I plan to put them in a holding tank first for a period of 1 month before adding them into the main tank. Now I would like the little guys to feel welcome in the new environment & hence I am thinking of planting up my 5.5 US gallon with some anubias & maybe some crypts to make them feel at home for the first one month. 

The problem is, we need to dose our plants at least once a week (the holding tank is going be a non co2 tank too). Now what happens when I dose it with KNO3 & KH2PO4? Won't the otos be stressed on dosing day? This new holding tank will be started from scratch with no mature filter, Just some plain 2-3mm sized inert gravel with a Hang on back filter.

Is it worth all the trouble or should I just put in some plastic plants   and  keep the otos there for a month? My main purpose is to nicely fatten up the little fellas with daily fresh veggies , keep the water clean by doing daily 30% water change. The plants would be a bonus. If it's going to be too much of a bother to keep both of them simultaneously in the holding tank during the initial transition period for the otos, I would gladly give up on the idea of having real plants in my holding tank.  

As always, your thoughts are most valuable.


----------



## Tom (4 Mar 2012)

The dosing won't affect the Otos. You might be better off adding them straight to the planted tank, especially if the holding tank isn't mature. If they can survive flying from the far east and ending up in shop systems (rarely pristine water), they shouldn't be too fazed by going into your tank. The bigger problem seems to be getting ones that are eating properly at the shop. Make sure any ones you get are nice and fat and have been in the shop for a little while. 

When you say your plated tank is new - how new is it?


----------



## faizal (4 Mar 2012)

Hi Tom!! Thanks for that.   My non co2 tank is just into its Day 12 of Life. It's got aqua soil + mixed with caco3 powder as the base substrate over that is a plastic mesh ( like Troi suggests) and capped with a layer of inert 2-3mm sized gravel.


----------



## Tom (4 Mar 2012)

Is that ADA aquasoil or just aquatic soil?


----------



## faizal (4 Mar 2012)

50% ADA aqua soil amazonia from my old high tech test tank that I ran for about 3 months mixed with 50% fresh ADA aqua soil africana mixed with a handful of caco3 powder.

Why do you ask Tom?


----------



## Tom (4 Mar 2012)

Why did you cap it?


----------



## faizal (4 Mar 2012)

ERRrrrrr,...    because I really liked the light coloured sand like gravel as compared to the dark coloured ADA aqua soil. The guy who sold me the stuff was wondering the same thing. I thought it would make a nice contrast to the final layout.


----------



## Tom (4 Mar 2012)

OK fair enough. In terms of the Otos then, I would wait until you start getting some algae before adding them, but otherwise just add them straight to the tank.


----------



## faizal (4 Mar 2012)

Thanks Tom.


----------



## bigmel (4 Mar 2012)

My 2 pence worth ..  

I,ve got 6 ottos and 15 RCS , i didn,t even float the bag , i just poped them straight in and they started rasping on the algae covered wood straight away and 4 weeks later they are still here and looking fatter   

One of the shrimps went on the floor straight away and legged it with a piece of flake , i always feed my fish just as i put new additions in so they don,t dash over to them . 

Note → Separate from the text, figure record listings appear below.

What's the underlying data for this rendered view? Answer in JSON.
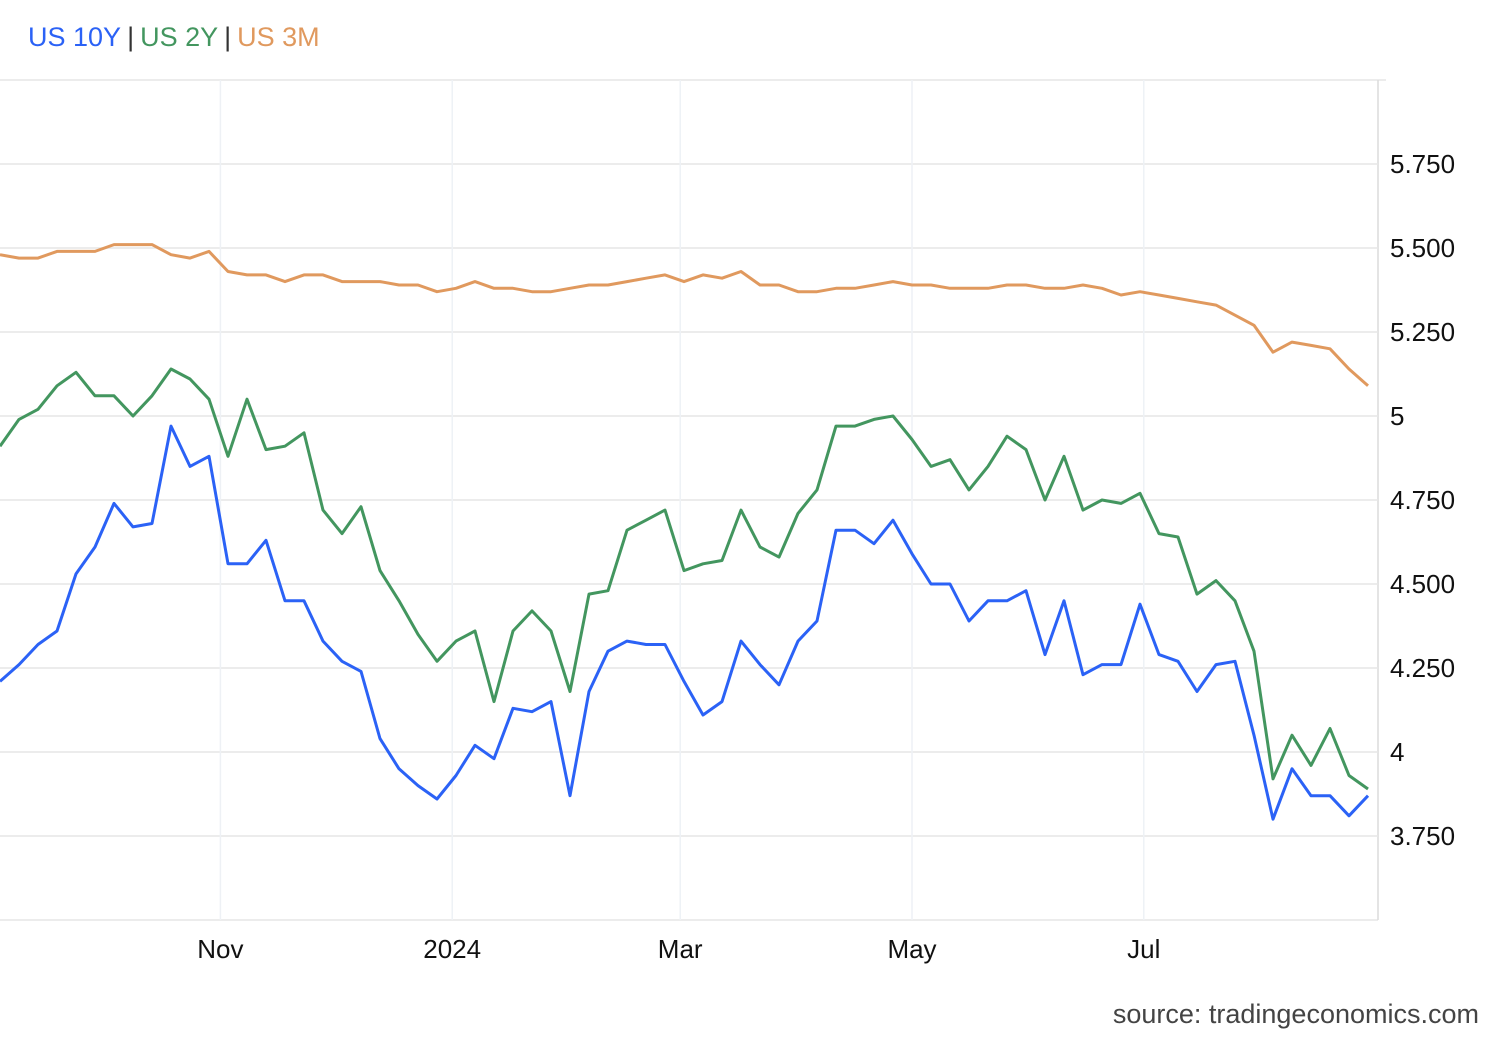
{
  "chart_data": {
    "type": "line",
    "title": "",
    "xlabel": "",
    "ylabel": "",
    "start_date": "2023-09-04",
    "step_days": 5,
    "ylim": [
      3.5,
      6.0
    ],
    "xlim": [
      "2023-09-04",
      "2024-09-01"
    ],
    "grid": true,
    "legend_position": "top-left",
    "y_ticks": [
      {
        "value": 3.75,
        "label": "3.750"
      },
      {
        "value": 4.0,
        "label": "4"
      },
      {
        "value": 4.25,
        "label": "4.250"
      },
      {
        "value": 4.5,
        "label": "4.500"
      },
      {
        "value": 4.75,
        "label": "4.750"
      },
      {
        "value": 5.0,
        "label": "5"
      },
      {
        "value": 5.25,
        "label": "5.250"
      },
      {
        "value": 5.5,
        "label": "5.500"
      },
      {
        "value": 5.75,
        "label": "5.750"
      }
    ],
    "x_ticks": [
      {
        "date": "2023-11-01",
        "label": "Nov"
      },
      {
        "date": "2024-01-01",
        "label": "2024"
      },
      {
        "date": "2024-03-01",
        "label": "Mar"
      },
      {
        "date": "2024-05-01",
        "label": "May"
      },
      {
        "date": "2024-07-01",
        "label": "Jul"
      }
    ],
    "series": [
      {
        "name": "US 10Y",
        "color": "#2b62f6",
        "values": [
          4.21,
          4.26,
          4.32,
          4.36,
          4.53,
          4.61,
          4.74,
          4.67,
          4.68,
          4.97,
          4.85,
          4.88,
          4.56,
          4.56,
          4.63,
          4.45,
          4.45,
          4.33,
          4.27,
          4.24,
          4.04,
          3.95,
          3.9,
          3.86,
          3.93,
          4.02,
          3.98,
          4.13,
          4.12,
          4.15,
          3.87,
          4.18,
          4.3,
          4.33,
          4.32,
          4.32,
          4.21,
          4.11,
          4.15,
          4.33,
          4.26,
          4.2,
          4.33,
          4.39,
          4.66,
          4.66,
          4.62,
          4.69,
          4.59,
          4.5,
          4.5,
          4.39,
          4.45,
          4.45,
          4.48,
          4.29,
          4.45,
          4.23,
          4.26,
          4.26,
          4.44,
          4.29,
          4.27,
          4.18,
          4.26,
          4.27,
          4.05,
          3.8,
          3.95,
          3.87,
          3.87,
          3.81,
          3.87
        ]
      },
      {
        "name": "US 2Y",
        "color": "#43965f",
        "values": [
          4.91,
          4.99,
          5.02,
          5.09,
          5.13,
          5.06,
          5.06,
          5.0,
          5.06,
          5.14,
          5.11,
          5.05,
          4.88,
          5.05,
          4.9,
          4.91,
          4.95,
          4.72,
          4.65,
          4.73,
          4.54,
          4.45,
          4.35,
          4.27,
          4.33,
          4.36,
          4.15,
          4.36,
          4.42,
          4.36,
          4.18,
          4.47,
          4.48,
          4.66,
          4.69,
          4.72,
          4.54,
          4.56,
          4.57,
          4.72,
          4.61,
          4.58,
          4.71,
          4.78,
          4.97,
          4.97,
          4.99,
          5.0,
          4.93,
          4.85,
          4.87,
          4.78,
          4.85,
          4.94,
          4.9,
          4.75,
          4.88,
          4.72,
          4.75,
          4.74,
          4.77,
          4.65,
          4.64,
          4.47,
          4.51,
          4.45,
          4.3,
          3.92,
          4.05,
          3.96,
          4.07,
          3.93,
          3.89
        ]
      },
      {
        "name": "US 3M",
        "color": "#e0995e",
        "values": [
          5.48,
          5.47,
          5.47,
          5.49,
          5.49,
          5.49,
          5.51,
          5.51,
          5.51,
          5.48,
          5.47,
          5.49,
          5.43,
          5.42,
          5.42,
          5.4,
          5.42,
          5.42,
          5.4,
          5.4,
          5.4,
          5.39,
          5.39,
          5.37,
          5.38,
          5.4,
          5.38,
          5.38,
          5.37,
          5.37,
          5.38,
          5.39,
          5.39,
          5.4,
          5.41,
          5.42,
          5.4,
          5.42,
          5.41,
          5.43,
          5.39,
          5.39,
          5.37,
          5.37,
          5.38,
          5.38,
          5.39,
          5.4,
          5.39,
          5.39,
          5.38,
          5.38,
          5.38,
          5.39,
          5.39,
          5.38,
          5.38,
          5.39,
          5.38,
          5.36,
          5.37,
          5.36,
          5.35,
          5.34,
          5.33,
          5.3,
          5.27,
          5.19,
          5.22,
          5.21,
          5.2,
          5.14,
          5.09
        ]
      }
    ],
    "source": "source: tradingeconomics.com"
  },
  "legend": {
    "separator": "|"
  }
}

I did get them from a decent dealer and they were eating in the tank when i bought them so Tom is spot on imho in his post .

There great little characters !


----------



## faizal (6 Mar 2012)

Your 2  pence is worth a lot more to me   



			
				bigmel said:
			
		

> ......, i always feed my fish just as i put new additions in so they don,t dash over to them .


See what I mean,...now I would never have had thought of that.


----------



## Greg's Pea (9 Mar 2012)

Hey,

I've never had a problem keeping otos alive and agree that it's probably unhealthy stock to begin with that would cause any problem. In my experience they go nuts for diatoms and soft green algae. You could put a few stones in a bowl on a windowsill to build up some diatom growth and then put them in the tank for when the otos go in? Mine also enjoy a bit of softened courgette.


----------